Despite ongoing problems with public perception, there are positive signs coming from within the financial advice industry, indicating that they’ve heard the messages and heeded the lessons around the systemic and cultural failings surrounding industry practices. The self-improvement carrot urged from within the industry – and kicked along with a healthy dose of government stick, should see public confidence in the industry return. It will however take time and continued vigilance.
Anyone not living under a rock for the last decade knows that highly publicised scandals within the financial sector have variously chipped and smashed their way through the much of the trust and support traditionally enjoyed by those in the financial sector. The traditional respect I’m talking about was when, if you wanted a personal reference – going to your bank manager (with whom you had a close personal relationship) would be seen as a legitimate approach to help gain respectability. Anyone under 40 could be forgiven for reading that last sentence and staring incredulously at the screen with a wry smile – but it did used to be that way!
Changing business practices, vertical integration, consolidation, technological advances and easing of restrictions on international flows of money in the last few decades have all contributed to the construction of byzantine, convoluted and extremely complicated methods of creating, moving and storing wealth that are beyond the understanding of most people. This trend culminated in the GFC, which brought light to some of the deceitful inner workings of the finance industry, and which gave good reason for people to be wary and cynical of anything to do with finance.
It has taken the finance industry a while to recognise that action was needed, but there is hope that via a combination of soul searching within the industry along with government mandated change, the actual and perceptual problems that contribute to the loss of public faith are starting to be turned around.
In the financial advice space, much has been talked about and done to move the industry towards becoming a true profession. There is still a way to go, but changing the way advisers are remunerated, removing conflicts of interest such as commissions on investment products, making the clients best interest paramount and increasing the educational requirements of advisers are changes that are all designed to improve the quality of advice given to consumers seeking financial advice.
So too is the nascent recognition that culture plays a large role in the way the advice space operates; a different ethical framework for practitioners is being encouraged.
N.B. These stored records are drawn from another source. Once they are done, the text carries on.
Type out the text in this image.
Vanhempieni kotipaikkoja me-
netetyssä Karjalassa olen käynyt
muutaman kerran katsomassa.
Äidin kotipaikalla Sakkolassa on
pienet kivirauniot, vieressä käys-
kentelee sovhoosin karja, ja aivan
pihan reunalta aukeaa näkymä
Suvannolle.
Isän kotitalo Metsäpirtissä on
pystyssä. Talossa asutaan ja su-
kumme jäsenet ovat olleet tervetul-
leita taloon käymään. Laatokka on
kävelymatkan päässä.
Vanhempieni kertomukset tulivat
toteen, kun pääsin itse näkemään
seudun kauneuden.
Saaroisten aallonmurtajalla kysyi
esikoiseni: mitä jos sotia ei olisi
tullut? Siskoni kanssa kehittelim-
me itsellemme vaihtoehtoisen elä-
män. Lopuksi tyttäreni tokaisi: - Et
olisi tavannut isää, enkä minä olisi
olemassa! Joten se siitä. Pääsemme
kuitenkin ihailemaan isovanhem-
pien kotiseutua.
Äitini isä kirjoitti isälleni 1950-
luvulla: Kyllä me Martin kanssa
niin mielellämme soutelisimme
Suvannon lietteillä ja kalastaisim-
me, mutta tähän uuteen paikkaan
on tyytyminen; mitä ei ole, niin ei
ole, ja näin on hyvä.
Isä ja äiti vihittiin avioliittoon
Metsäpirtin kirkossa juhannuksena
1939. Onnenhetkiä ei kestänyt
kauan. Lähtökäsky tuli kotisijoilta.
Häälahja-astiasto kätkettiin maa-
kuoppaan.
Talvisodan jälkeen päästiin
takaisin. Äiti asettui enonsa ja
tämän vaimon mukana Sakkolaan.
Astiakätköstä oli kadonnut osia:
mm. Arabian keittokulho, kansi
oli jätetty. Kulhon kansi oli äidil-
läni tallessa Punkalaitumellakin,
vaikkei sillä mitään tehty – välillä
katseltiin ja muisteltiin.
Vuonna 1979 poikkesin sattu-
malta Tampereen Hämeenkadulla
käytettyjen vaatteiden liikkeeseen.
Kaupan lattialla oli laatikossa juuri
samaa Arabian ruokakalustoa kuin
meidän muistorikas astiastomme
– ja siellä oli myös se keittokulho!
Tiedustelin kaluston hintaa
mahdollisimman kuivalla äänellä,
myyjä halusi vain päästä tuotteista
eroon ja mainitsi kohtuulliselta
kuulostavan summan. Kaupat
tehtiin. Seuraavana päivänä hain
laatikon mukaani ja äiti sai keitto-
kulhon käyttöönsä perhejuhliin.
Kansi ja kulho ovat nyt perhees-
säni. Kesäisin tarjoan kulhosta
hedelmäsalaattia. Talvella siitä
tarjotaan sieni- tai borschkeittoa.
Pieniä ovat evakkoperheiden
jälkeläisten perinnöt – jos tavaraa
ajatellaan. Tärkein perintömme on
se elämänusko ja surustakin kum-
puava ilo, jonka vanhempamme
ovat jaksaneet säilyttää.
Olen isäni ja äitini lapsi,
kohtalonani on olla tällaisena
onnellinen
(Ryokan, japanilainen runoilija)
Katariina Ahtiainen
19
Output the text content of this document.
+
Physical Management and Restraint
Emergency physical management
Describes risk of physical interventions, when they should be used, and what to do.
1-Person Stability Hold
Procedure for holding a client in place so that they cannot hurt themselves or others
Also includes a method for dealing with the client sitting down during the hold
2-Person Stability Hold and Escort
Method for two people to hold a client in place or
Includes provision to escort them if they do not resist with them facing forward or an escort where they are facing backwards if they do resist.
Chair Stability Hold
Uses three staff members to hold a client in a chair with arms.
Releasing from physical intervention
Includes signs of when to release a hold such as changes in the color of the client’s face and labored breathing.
This should not come as a surprise to anyone who appreciates that the advice profession has evolved largely from the insurance sales industry, where traditional sales practices and techniques are slowly giving way, with more comprehensive and tailored advice being offered today. Comprehensive advice and financial ‘coaching’ is certainly culturally, a far different beast than just sorting out someone’s life insurance policy.
The continued drive to repair past damage and improve the industry is also evidenced in the results of the many inquiries. Major institutions have been required to pay hundreds of millions of dollars to customers who have been wronged. Only the most cynical would think that the major players would not learn from their past failings. The reputational damage they have exposed themselves to along with the monetary compensation itself means that it is absolutely in their own best interests to prevent continual replication of past inappropriate behaviour that has been exposed.
Further restitution is being discussed such as setting up a compensation scheme for those people who have been deemed eligible for payment, but for reasons such as offending company insolvency, have never been paid.
With the recent legislative changes and industry action, the framework for further improvement is being created on a solid base of widespread recognition of the problems involved. A quick look at the situation around financial advice in the US should give us an appreciation of the work being done here by industry and government to improve the way financial advice is delivered. With this work ongoing, it might be time for many Australians to start to reevaluate their attitude to the financial advice industry, use the tools, tips and transparency that is now available, and re-engage with financial advisers to see how they might be able to help define and secure their financial future.